My Q&A with Chris Ordway, Executive Director of OneEgg
Choline. Selenium. Riboflavin. Vitamin D. Phosphorus. Vitamin B12. Pantothenic Acid. Folate. Iron. Vitamin A. Vitamin B6. Zinc. Calcium. Lutein. Zeaxanthin.
No, I’m not listing off what my doctor recommended to increase in my diet.
I’m talking about all the nutrients that can be found in just one egg.
Last year, the U.S. produced more than 95 billion table eggs last year, and we ate it up—literally—as we consumed about 275 eggs per capita.
While we can find these pint-sized snacks packed with high-quality protein in nearly every supermarket or convenience store around the corner, animal protein is not as easily accessible in other places around the world, and in some instances, cost poses yet another barrier.
That’s where OneEgg steps in.
OneEgg was founded with the mission to deliver much-needed animal protein to children in the most vulnerable parts of the world. With Tyson Foods and Cobb-Vantress as partners from the beginning, what started as one farm with four chicken houses in Rwanda has expanded to 10 OneEgg chapters feeding more than 10,000 children across Africa, Asia and South America.
I recently had the chance to sit down with Chris Ordway, Executive Director of OneEgg, to talk about the impact of OneEgg beyond the numbers.
So Chris, tell me a little bit about how you got involved with OneEgg?
CHRIS: In 2011, I was working in Rwanda when I met some of the incredible people behind the vision of OneEgg.
In America, we never think about the fact that kids around the world don’t get animal protein. The kids in Rwanda weren’t starving, but they were living off beans, cassava—which is this ridiculously bad root people eat that basically has no nutritional value—and sugarcane. That’s really it.
I found something really special about the kids in Rwanda, and I was compelled to explore that feeling. Since then, I’ve been working with OneEgg to fulfill our mission: “more eggs to more kids.”
What does the OneEgg model look like from set-up to operation?
CHRIS: The concept is to create a sustainable farm where protein doesn’t exist. We build the farm, train local people to run the farm and be accountable for profits, and then use those profits to provide eggs to kids. In instances where suppliers already exist, we work to train those farmers with our standards in poultry science and farm operations.
Tyson and Cobb are crucial partners, because they provide us with the technical assistance to get the farm up and running and maintain operations through the Tyson Foods Fellows—a small group of experts in poultry farming. They empower local workers with the skills to efficiently run the farm and own the outcome.
From there, we partner with schools and orphanages to deliver eggs to children from the farms we’ve built or partnered with. We buy the eggs at a fair price for what we know is a high-quality product.
So the benefits to the community are two-fold: we’re providing eggs to kids, and we’re also creating jobs or patronizing established farms to stimulate the local economy.
You have the opportunity to travel to all the chapters around the world and see the operation in action. What’s it like to see the impact of OneEgg first-hand?
CHRIS: Each chapter is unique, but one thing that’s the same across the board is the reaction from the kids.
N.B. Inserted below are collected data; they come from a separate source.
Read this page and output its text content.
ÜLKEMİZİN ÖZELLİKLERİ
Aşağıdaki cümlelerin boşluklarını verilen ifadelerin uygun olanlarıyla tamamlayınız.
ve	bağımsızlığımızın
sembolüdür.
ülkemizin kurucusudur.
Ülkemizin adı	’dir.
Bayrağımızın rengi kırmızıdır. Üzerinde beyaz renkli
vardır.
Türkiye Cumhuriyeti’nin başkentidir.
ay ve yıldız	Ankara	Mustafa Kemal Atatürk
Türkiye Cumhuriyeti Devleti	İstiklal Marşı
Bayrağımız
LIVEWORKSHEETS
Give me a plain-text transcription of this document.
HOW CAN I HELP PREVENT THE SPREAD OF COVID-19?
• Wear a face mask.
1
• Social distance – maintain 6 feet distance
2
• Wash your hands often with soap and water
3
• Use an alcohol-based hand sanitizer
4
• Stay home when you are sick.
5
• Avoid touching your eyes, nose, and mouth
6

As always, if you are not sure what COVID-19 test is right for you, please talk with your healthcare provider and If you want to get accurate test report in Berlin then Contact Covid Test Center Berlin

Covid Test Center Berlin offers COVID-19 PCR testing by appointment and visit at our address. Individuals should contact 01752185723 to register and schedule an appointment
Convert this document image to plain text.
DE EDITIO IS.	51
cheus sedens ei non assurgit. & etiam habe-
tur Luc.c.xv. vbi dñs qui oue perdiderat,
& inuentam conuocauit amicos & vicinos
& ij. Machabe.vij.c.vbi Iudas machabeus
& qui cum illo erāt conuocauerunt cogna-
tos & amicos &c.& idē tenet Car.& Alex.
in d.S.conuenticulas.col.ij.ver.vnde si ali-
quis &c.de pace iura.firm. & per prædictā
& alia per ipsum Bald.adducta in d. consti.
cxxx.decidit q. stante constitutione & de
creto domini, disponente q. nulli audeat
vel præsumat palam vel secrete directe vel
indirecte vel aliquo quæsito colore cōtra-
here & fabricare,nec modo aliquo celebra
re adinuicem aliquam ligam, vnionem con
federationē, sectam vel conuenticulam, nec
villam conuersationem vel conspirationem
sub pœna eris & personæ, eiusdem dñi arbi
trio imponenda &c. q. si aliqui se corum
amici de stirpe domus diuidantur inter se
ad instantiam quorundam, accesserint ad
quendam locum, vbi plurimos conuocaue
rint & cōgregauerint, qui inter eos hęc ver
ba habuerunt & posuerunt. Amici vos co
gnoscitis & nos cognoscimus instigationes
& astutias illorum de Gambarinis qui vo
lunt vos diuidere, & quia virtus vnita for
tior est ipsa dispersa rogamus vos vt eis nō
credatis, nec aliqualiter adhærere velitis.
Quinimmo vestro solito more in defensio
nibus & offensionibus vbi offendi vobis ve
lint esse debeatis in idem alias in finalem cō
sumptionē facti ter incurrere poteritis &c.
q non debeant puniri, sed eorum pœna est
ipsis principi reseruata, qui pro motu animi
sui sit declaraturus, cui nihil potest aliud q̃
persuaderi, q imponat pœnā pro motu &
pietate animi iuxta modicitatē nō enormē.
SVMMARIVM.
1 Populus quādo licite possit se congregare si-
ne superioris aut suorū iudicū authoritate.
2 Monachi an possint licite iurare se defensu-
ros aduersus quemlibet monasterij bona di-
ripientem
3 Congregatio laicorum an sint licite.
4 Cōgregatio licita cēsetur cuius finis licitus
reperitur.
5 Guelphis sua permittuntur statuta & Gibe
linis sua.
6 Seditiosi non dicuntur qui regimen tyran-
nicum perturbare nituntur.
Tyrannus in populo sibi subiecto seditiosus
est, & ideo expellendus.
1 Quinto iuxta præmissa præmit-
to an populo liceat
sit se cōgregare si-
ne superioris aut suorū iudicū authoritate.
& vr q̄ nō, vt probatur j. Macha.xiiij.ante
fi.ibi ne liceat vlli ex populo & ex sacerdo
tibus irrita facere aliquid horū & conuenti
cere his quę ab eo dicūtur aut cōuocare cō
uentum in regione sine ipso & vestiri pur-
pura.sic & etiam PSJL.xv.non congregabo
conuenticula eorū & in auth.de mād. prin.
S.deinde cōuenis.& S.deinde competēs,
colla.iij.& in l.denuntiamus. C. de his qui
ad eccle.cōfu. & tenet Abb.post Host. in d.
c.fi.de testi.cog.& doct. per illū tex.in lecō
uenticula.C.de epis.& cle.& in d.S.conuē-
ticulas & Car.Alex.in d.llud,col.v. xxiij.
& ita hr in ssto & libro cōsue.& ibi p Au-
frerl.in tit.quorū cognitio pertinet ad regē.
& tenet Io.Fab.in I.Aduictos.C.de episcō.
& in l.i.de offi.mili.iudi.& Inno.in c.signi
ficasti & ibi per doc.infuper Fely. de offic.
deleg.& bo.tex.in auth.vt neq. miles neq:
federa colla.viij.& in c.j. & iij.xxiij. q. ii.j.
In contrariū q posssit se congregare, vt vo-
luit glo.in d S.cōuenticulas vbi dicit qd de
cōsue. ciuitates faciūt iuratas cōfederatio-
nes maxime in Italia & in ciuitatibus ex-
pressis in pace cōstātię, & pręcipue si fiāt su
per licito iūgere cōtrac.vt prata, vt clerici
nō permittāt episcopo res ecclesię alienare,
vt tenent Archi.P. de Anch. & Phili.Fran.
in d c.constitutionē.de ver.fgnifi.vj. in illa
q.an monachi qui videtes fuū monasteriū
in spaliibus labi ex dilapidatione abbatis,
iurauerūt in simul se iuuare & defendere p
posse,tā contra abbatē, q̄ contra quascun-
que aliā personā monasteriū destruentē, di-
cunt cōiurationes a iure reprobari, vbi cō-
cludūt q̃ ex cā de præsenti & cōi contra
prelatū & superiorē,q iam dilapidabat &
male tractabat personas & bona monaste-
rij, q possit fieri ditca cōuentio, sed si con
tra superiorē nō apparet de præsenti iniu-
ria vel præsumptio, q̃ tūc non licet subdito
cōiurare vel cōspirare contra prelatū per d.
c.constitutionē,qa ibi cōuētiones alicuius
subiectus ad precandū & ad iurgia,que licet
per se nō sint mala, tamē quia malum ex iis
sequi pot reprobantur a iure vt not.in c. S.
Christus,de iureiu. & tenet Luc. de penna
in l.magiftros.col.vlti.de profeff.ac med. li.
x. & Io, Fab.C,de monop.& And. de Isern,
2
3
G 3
For some of them, this is their first time ever eating animal protein. It’s crazy to try to explain it to someone who hasn’t seen it. I like to compare it to the first time you tried a candy bar. There’s something in your body that just reacts to that combination of fat and sugar and salt. There’s a reaction like that when these kids eat an egg for the first time—experiencing that helping of protein and those nutrients they aren’t used to having.
If you’ve been there for two or three weeks, you literally see their faces clear up. And their eyes are brighter, and their noses aren’t running, and the teachers will tell you the energy level is entirely different. These kids never miss school because they know they’ll get an egg.
What excites you about the future of OneEgg?
CHRIS: With the Honduras Outreach Initiative (HOI) we’ve developed a pilot nutrition program—First 1,000 Days—to provide eggs to pregnant women and their families with the goal of studying the impact on cognitive and physical development within the first 1,000 days of the child’s life.
We’ve seen the research, and we know that one of the most crucial cognitive development periods for a child is in the last trimester of pregnancy and the first two years of life. So what happens when we give the mother much-needed protein during her pregnancy and continue to provide eggs for her and her family—including her new baby?
While we’re in the initial stages, we’re excited to track the impact of animal protein on these women and their babies to contribute to the wealth of research out there about the benefits of eggs.
Our first First 1,000 Days baby was actually born in November2018—Jefferson Manuel Nohemí.
This program is just another layer to our mission: more eggs to more kids!
I’m ready to write a check, Chris—or does OneEgg take Venmo? How can we donate to help get more eggs to more kids?
CHRIS: One of the things OneEgg takes pride in being a super lean organization with little to no overhead. I feel like now more than ever, there’s a lot of concern around the transparency of non-profits in terms of how they use donations. I can say with absolute confidence that your donation will not be used for advertising or marketing or any other operational function—100% of what you give will go toward providing more eggs to more kids, and we plan to keep it that way.